The Vice President for Enrollment Management & Student Life at Winona State, Denise McDowell, talked about how the school will manage this process.

“The process is governed by ongoing monitoring of student data by vetted contact points to determine which students have met the criteria outlined in the Minnesota State Colleges and University System Office mandates. WSU will test students at all points of this process, providing timely guidance to ensure individuals meet the necessary criteria,” McDowell said.

McDowell further talked about the consequences that students could receive if they do not comply with COVID testing.

“A pattern of not completing a test and providing testing data through Student eServices will result in a referral to the Student Conduct and Citizenship Office.

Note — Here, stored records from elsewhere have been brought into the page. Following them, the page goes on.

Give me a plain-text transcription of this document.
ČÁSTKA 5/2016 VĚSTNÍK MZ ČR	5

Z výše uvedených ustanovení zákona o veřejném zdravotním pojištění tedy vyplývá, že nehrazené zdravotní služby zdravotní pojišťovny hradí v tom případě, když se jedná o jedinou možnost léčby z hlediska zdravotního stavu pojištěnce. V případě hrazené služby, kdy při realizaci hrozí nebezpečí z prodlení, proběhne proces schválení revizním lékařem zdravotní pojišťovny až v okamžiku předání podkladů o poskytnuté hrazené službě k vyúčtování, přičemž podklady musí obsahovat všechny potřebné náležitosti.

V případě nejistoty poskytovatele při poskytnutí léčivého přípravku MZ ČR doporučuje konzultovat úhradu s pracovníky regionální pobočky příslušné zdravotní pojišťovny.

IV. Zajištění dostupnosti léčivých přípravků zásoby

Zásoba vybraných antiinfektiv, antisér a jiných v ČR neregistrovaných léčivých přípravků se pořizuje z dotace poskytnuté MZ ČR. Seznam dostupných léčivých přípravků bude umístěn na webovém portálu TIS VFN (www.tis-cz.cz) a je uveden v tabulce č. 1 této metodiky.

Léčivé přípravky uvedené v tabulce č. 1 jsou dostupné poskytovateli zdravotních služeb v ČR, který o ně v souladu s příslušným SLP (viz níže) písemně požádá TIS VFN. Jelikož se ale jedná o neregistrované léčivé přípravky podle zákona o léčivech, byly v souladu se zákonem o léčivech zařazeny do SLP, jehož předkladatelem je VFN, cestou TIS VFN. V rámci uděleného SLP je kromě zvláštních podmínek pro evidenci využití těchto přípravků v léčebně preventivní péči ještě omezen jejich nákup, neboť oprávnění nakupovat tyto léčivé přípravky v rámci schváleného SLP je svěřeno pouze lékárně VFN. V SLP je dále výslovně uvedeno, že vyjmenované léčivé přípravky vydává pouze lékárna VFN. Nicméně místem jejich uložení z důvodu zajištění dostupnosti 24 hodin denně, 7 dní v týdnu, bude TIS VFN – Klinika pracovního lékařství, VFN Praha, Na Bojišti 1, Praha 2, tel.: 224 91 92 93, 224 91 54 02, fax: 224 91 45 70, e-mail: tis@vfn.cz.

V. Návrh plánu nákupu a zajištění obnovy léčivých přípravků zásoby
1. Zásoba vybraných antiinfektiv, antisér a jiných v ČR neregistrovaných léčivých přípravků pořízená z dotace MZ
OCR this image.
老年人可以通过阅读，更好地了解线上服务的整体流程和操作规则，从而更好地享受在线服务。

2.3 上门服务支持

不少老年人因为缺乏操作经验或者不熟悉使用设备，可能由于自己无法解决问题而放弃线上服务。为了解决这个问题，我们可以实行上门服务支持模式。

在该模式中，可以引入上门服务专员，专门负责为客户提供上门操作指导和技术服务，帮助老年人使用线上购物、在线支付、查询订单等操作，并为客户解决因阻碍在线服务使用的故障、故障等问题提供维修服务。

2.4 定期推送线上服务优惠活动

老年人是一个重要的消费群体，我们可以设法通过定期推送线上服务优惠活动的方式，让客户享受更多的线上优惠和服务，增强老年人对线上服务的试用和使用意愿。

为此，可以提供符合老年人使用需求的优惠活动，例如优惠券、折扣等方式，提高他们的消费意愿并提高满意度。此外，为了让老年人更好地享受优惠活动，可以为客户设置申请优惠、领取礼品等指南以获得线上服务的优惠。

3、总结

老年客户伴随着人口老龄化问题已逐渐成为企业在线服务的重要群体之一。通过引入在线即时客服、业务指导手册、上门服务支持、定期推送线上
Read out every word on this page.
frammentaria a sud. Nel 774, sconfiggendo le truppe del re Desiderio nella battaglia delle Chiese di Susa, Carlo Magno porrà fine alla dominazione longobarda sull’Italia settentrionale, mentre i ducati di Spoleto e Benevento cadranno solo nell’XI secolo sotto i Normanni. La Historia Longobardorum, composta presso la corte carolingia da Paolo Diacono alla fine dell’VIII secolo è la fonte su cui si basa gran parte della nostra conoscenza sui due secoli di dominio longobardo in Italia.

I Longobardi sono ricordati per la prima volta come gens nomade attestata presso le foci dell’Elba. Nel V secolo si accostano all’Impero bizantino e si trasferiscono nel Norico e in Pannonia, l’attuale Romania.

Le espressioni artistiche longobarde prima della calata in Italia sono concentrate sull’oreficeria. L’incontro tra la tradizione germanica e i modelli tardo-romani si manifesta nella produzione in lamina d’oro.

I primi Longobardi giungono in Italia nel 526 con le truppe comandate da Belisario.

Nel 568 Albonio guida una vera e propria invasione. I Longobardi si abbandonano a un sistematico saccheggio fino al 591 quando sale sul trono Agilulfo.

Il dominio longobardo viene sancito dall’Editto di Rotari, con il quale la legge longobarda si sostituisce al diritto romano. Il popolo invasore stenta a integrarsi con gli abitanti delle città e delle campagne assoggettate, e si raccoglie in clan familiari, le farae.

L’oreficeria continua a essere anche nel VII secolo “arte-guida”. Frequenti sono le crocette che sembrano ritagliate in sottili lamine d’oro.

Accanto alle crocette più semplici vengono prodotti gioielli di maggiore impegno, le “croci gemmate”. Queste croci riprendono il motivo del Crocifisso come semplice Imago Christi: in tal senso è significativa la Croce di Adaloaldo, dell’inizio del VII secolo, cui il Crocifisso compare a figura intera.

Those students living in campus housing who will not participate in testing nor provide COVID vaccination information will not be able to return to on-campus living spring semester,” McDowell said.

McDowell also mentioned how student athletes will be affected by these new rules.

“Student athletes that do not comply will not be eligible to participate in sports, clubs or intramural activities where these mandates apply,” McDowell said.

McDowell also talked about why this testing mandate was created so late into the fall semester.

“On August 18, the system office directed colleges and universities in the MN State System to require COVID-19 vaccination confirmation or weekly COVID-19 test for designated groups effective Oct. 4, 2021,” McDowell said. McDowell continued this conversation by saying, ‘To gather the necessary documentation, monitor infection rates in MN and time for campuses to develop the infrastructure to respond,’ was what created this requirement delay, giving Winona State the time to be able to implement the requirement.

One student, who wishes to remain anonymous, spoke on their nervousness regarding the testing mandate.

“I don’t believe most people who opt out of getting vaccinated will abide by the rules. This may be my preconceived notions about the political views of those who don’t get vaccinated, but I’m not hopeful,” they said.

They also voiced their support of having a campus-wide COVID vaccine mandate.

Shelby Wissing, a second-year student studying in the biology-allied health major program, confirmed her agreement with the campus COVID vaccine mandate.

“I feel that if we want to go back to a fully normal college experience then we should make vaccinating required. I know some students on campus that won’t ever plan to get vaccinated due to reasons such as they feel like the vaccine came too soon and/or that the pandemic is overrated,” Wissing said.

Jay Dugan, a first-year student studying social work, also spoke on the subject.

“I believe [the campus vaccine mandate is] what needs to be done to get us out of the pandemic, but for Winona specifically, it would be nice to know all the people around me are safe to be around with a mask and the only way we can do that is getting vaccinated now and wearing our mask[s] until the vaccination is required or people get it willingly,” Dugan said.

Karen Johnson, dean of students, said the university will only encourage the Winona State community to get vaccinated.

“We would never require anyone to get the vaccine, but we are certainly encouraging everyone to do that,” Johnson said.